Now, the joint piece of
code works very well - for most of the molecules (and furthermore, predictions
ARE close to the experimental data, so it really helps decrypting the Who's
Who). Yet, when it fails, it does it memorably and schizophrenically, for
molecules one would not expect - and the cherry on the cake is that cxcalc does
NOT fail with the same compounds!
Consider the following
pyridinecarboxylic acid:
>> echo
"OC(=O)c1ccc[nH+]c1" | cxcalc pKa -a 2 -b 0 -m macro -P dynamic
id apKa1 apKa2 atoms
1 2.79
4.19 1,8
which is fine - we have an
acid going to COO- at 2.8 (atom 1), then Py+ going neutral at 4.2 (atom 8). Our
code, however, says:
>> echo
"OC(=O)c1ccc[nH+]c1" | java Utils/pKaAssign
1 2.786 8 OC(=O)c1ccc[nH+]c1
1 2.786 8 [O-]C(=O)c1ccc[nH+]c1
Debugging showed me that
the getpKa calls return the proper values 2.8 and 4.2 BUT... mismatched. Unlike
cxcalc, which does it properly, the API thinks that 4.2 is the carboxyl and 2.8
the Py+! So far, so good - that would be "just" a misprediction: but
let's follow up. The code decides (in light of the mismatch) that the first
deportonation at 2.8 will be the one of the Py+, so the first output line is
"consistent". Then, the code sets the pH at slighly above 2.8 (say 3
- check code for gory details) and asks "so, what's the majoritary form at
pH=3". If it were wrong, but consistent, it should have said "well,
it's the HOOC-Py, because I just lost the most acidic group, Py+". Well...
here is where schizophrenia kicks in - because the major µspecies calculator is
not fooled, and returns CO[O-]Py+!! So this will be the input of the next round
of pK calculation: which is the first acidic pKa?
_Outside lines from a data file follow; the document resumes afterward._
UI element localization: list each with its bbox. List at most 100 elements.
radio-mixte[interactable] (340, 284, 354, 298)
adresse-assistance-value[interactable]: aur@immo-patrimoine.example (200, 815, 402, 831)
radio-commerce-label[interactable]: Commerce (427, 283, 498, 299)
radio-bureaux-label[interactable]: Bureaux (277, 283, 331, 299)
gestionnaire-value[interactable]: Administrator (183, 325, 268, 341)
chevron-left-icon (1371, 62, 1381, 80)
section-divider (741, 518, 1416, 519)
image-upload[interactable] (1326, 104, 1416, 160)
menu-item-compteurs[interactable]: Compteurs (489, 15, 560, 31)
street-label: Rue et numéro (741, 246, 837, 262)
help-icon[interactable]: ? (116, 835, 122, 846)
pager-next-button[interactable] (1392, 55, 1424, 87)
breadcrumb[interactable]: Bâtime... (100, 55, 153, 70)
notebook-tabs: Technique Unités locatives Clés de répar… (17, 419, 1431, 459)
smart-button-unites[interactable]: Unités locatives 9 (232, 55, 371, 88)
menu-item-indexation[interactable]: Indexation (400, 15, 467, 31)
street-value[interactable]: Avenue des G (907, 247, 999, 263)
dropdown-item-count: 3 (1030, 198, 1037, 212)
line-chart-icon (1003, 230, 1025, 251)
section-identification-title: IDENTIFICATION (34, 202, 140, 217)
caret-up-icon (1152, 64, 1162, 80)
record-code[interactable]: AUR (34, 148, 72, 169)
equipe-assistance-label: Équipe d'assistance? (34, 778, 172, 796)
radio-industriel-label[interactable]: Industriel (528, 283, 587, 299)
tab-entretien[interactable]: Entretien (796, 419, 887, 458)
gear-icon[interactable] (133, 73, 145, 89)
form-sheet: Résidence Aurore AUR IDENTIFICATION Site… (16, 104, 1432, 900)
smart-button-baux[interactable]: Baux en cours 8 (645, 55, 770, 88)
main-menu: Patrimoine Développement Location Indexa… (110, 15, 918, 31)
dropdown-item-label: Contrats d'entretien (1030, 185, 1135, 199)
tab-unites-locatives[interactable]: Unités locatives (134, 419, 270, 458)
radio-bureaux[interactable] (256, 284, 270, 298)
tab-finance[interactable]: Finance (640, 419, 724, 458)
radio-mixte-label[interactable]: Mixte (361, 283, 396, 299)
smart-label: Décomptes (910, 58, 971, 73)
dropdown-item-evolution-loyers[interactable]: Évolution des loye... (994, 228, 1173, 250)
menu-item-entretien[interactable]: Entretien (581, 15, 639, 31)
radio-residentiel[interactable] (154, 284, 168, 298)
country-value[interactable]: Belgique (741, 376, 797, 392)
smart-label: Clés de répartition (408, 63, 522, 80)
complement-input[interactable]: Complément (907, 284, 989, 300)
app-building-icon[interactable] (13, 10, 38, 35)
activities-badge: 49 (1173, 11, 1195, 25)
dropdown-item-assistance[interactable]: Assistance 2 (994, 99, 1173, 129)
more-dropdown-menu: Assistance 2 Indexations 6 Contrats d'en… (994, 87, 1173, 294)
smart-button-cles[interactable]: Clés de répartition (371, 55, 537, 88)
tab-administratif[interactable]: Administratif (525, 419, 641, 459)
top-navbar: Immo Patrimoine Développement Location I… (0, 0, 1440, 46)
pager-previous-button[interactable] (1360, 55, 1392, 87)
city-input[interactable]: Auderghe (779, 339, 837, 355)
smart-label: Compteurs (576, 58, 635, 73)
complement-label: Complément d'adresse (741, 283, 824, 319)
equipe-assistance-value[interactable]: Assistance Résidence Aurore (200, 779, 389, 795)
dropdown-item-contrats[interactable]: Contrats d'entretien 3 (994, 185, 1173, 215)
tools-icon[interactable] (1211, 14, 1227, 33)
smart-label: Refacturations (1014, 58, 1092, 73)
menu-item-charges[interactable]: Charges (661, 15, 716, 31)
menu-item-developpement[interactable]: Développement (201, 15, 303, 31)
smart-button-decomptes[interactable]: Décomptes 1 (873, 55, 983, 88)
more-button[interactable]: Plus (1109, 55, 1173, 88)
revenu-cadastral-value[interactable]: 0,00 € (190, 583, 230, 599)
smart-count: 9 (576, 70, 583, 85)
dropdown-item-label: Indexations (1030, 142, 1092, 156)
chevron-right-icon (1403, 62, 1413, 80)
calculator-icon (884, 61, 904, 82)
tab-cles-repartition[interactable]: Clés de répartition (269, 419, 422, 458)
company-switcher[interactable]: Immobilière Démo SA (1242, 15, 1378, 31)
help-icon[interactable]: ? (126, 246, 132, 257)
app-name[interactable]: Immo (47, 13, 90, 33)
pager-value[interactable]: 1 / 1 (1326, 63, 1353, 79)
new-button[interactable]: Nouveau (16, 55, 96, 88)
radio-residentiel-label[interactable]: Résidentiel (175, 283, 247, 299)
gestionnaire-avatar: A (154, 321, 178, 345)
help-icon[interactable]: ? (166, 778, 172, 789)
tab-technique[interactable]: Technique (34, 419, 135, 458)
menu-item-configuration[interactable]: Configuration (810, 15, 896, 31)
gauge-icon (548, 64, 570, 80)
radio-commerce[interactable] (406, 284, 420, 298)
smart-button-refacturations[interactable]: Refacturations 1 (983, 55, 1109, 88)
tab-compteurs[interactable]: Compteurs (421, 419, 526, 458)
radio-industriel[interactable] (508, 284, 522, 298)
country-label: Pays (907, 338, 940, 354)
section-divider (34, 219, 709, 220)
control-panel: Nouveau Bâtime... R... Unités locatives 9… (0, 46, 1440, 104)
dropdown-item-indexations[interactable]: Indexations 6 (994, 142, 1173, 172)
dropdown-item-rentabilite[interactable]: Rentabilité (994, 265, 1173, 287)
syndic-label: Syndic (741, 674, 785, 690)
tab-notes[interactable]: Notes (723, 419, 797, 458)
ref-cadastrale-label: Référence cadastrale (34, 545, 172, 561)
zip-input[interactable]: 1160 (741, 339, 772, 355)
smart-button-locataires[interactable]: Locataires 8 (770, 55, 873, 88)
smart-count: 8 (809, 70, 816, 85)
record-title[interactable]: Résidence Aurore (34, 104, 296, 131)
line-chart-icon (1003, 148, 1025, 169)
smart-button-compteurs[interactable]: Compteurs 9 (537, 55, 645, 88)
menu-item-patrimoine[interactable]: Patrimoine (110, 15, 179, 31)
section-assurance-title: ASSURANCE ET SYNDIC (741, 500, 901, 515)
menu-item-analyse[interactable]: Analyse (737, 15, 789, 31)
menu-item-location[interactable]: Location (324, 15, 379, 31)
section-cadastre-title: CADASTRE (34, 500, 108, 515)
Guess which - well, the Py+
at 2.8 (strangely, the apparition of an anion in the neighborhood does not seem
to affect the output). Curios to know what is the pKa of the -COOH in this
configuration? Well, NaN, of course - don't you see it's an anion, you fool??
Huh!! These API routines
have well-considered personal opinions, but they strongly disagree with them!!
The adventure happened with the 5.3 release. Enjoy!!